Since it is clear that the regime has no intention of doing a serious audit (1), the opposition has no other choice than to legally denounce the election and ask for a new one, or at the very least a repeat of all the questioned centers (2), if those one amount to a potential of enough votes to change the final outcome. That would require, and it is my guess, that at least 1 million voters are called back to vote to annul the thin Maduro "margin of victory" and give Capriles a 1 vote majority. Or something like that. Right there you can understand that every single center which voting is contested has to be fought to death to force a new vote.
But then again, say, if the opposition makes a case for more than 2 million voters to vote again, we might as well make the case for repeating the April 14 election altogether. The paradox is that the regime may actually want to annul the election anyway, thus avoiding an audit that it knows it will lose, and even worse, an audit result that will question results for previous elections all the way back to 2004 recall election fraud........ At least, this is what the few chavista left with some common sense should push for as the least of all evils for them.
My guess is that the regime is going to let Capriles go to court, exhaust him as much as possible him there and avoid the audit. As a P.R. it will be a disaster but for those thugs it does not matter much as long as they remain in office, free of legal prosecution. We can expect on the shirt term increased repression, and grotesque stone walling.
But even the best of stone walling will not serve them well.
First, the simple act of "impugnar" is enough to throw a doubt internationally on the election results As such, serious countries, will automatically avoid signing major commitments with a regime that could be found out to be illegal suddenly with the people coming after having an excellent excuse not to pay.

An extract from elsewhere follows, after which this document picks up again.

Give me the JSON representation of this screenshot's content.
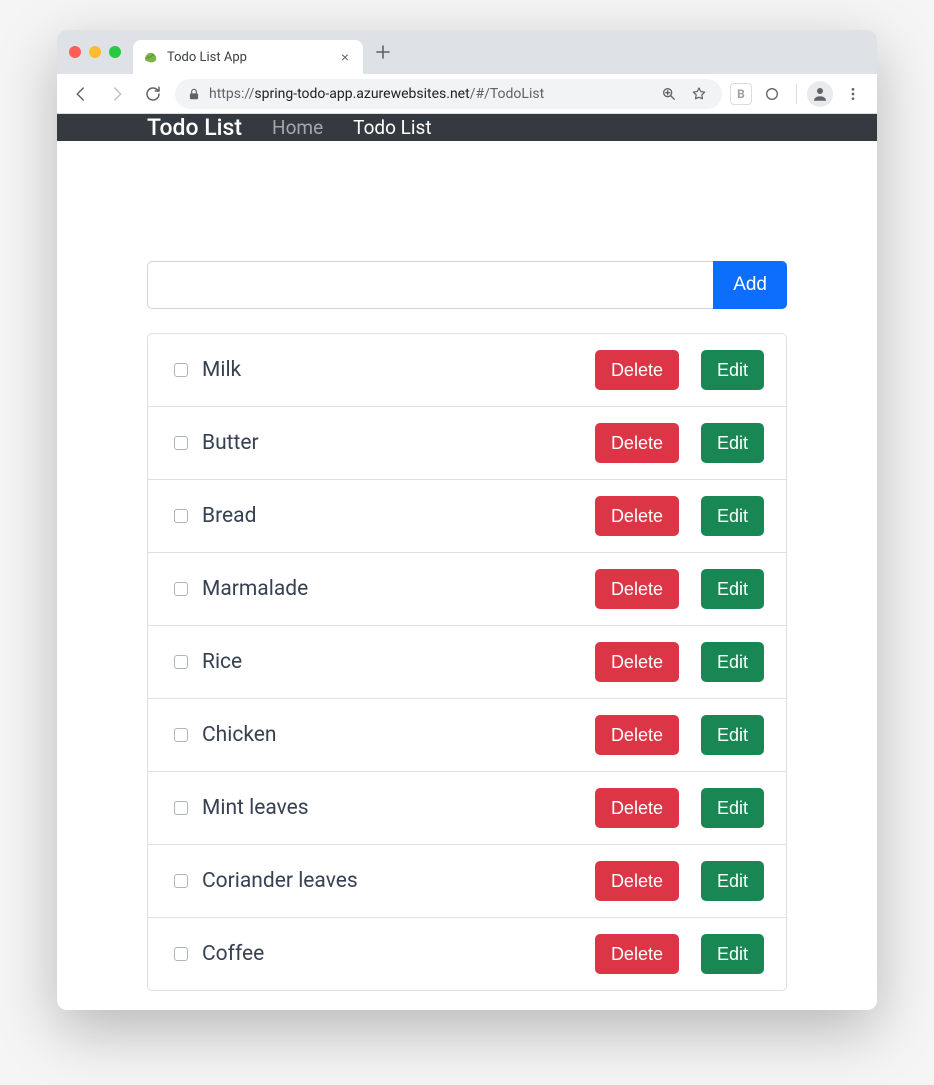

Second, Venezuela automatically becomes irrelevant in international forums, what has happened to Iran after Moussavi was robbed of his victory. Not that Iran was much relevant before but after the post electoral repression Iran had to dig in at home and Ahmadinejerk can only travel to countries like Venezuela or its ALBA clients.
Third, as the regime keeps stalling and Venezuela opposition brings its case to international courts, from electoral fraud to fascist lay off of public workers, its ability to function decreases and even the elite economic prospects start being affected, fostering further internal divisions inside chavismo as el pueblo realizes that a regime that is so "cara dura", stone faced, is not worth supporting. And thus, by the end of the year, the regime may have lost enough support that it is not inconceivable that the OAS decides to apply to it the Interamerican Chart for Human Rights (or even Mercosur demands the application of the Ushuaia agreements once Paraguay returns to the fold and gets its hoped for revenge against Maduro (3).

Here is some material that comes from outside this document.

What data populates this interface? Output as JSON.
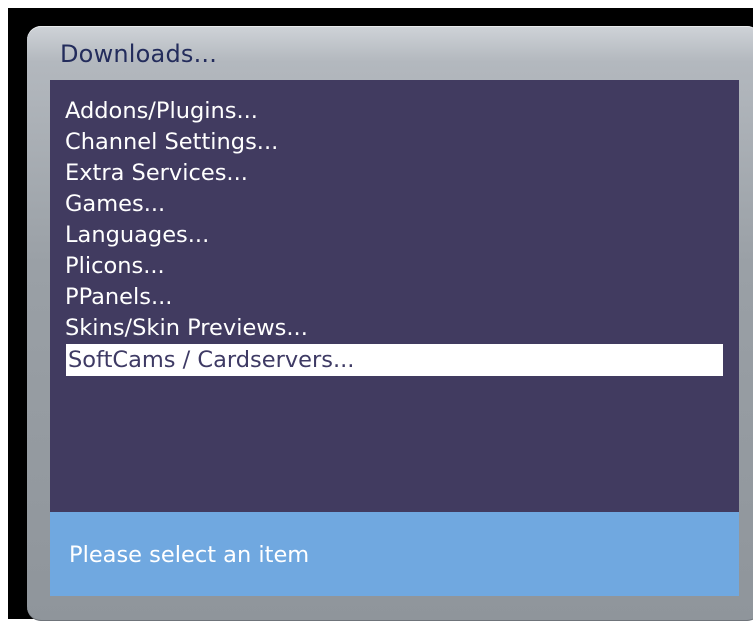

And I can keep evaluating the consequences But I trust you get my drift, that it is only starting and that difficult days await us ahead. Do not forget that not only the regime has to deal with fraud accusations that are credible, but it has aggravated its case by closing down parliament for all practical purposes, and shown its true fascist nature in the crass manipulation of information by making up outright lies shown in cadena, while abusing all sorts of workers rights. Chavez could get away with some of that because many believed his claim of 4ta republica, sabotage and what not. But Maduro does not have that advantage: he inherits a public administration and a legal system that has been set by them, through 14 years, and that know they want to do without. Overseas, that is not acceptable (4). It is clear for all that the opposition does not have the means to perpetrate the crimes that the regime is trying to paint on it.
1) Serious audit: having access to the voting books where all voters must sign and stamp their thumb prints. This is the only way to know who really voted, who had the right to vote, who voted more than once. In other words, this si where the fraud resides and why the CNE does not want to surrender the books for examination.

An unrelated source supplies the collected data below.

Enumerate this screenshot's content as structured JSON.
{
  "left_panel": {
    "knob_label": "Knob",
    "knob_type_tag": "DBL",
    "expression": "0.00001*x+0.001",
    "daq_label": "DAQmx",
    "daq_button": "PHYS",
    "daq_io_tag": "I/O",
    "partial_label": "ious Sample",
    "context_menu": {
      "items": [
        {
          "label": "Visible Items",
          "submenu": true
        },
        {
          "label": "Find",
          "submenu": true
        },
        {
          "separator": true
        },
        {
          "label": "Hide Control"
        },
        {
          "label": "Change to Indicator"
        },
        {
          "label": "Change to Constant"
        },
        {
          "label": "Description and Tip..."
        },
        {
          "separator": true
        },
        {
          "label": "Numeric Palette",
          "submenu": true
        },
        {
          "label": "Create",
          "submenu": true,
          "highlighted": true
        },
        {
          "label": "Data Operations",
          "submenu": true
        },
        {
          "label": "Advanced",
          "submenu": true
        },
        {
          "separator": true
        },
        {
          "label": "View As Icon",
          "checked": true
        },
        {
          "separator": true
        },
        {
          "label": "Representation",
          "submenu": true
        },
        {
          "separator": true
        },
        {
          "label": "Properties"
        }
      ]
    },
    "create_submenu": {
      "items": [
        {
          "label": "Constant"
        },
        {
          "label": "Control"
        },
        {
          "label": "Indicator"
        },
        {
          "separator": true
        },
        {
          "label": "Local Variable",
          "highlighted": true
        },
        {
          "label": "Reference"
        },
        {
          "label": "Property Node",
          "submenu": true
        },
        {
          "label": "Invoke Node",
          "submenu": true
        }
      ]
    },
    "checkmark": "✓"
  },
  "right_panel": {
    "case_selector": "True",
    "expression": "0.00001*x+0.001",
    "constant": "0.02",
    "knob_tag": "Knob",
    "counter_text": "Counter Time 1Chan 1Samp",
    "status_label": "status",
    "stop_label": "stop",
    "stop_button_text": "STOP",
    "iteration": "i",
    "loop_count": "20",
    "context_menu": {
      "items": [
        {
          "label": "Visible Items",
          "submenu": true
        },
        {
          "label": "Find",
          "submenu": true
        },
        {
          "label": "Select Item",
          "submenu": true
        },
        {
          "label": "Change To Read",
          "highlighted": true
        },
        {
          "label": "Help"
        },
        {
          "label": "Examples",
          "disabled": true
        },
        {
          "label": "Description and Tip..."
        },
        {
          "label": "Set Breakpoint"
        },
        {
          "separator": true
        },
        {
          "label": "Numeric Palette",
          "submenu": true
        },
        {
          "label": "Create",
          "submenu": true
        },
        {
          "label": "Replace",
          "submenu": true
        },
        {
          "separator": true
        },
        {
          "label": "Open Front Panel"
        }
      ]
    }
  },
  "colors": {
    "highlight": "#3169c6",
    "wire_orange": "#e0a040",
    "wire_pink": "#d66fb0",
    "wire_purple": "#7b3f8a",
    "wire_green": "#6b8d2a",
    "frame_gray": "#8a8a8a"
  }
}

2) Questioned centers: this is where the opposition has unassailable grounds as there are even videos of electoral abuses that simply cannot be dismissed, such as chavista officials watching directly how people voted. And the protests originated early on Sunday 14 so the CNE cannot play dumb. Apparently there are enough reports of those "voto asistido", assisted vote, centers that the opposition claims that 1 million at least should be asked to vote again without pressure.
3) Maduro was caught red handed trying to interfere in Paraguay internal affairs, stirring the military to make a coup. I van assure you that once Paraguay returns in the Mercosur fold, they will not have forgotten that and at the first opportunity will demand the application of democracy clauses of Mercosur against Venezuela.
4) I am giving you a simple telling example. In Spain Rajoy has tried to accept Maduro "victory" after he was promptly brow beaten by threats against Movistar, Repsol and BBVA, big Spanish interests in Venezuela. Even though he was prompt in accusing the socialist in power to be too lax in with Chavez when he was in opposition Thus El Pais, center left, goes as far as translating into English some of its major recent articles on the crisis, and strong editorials.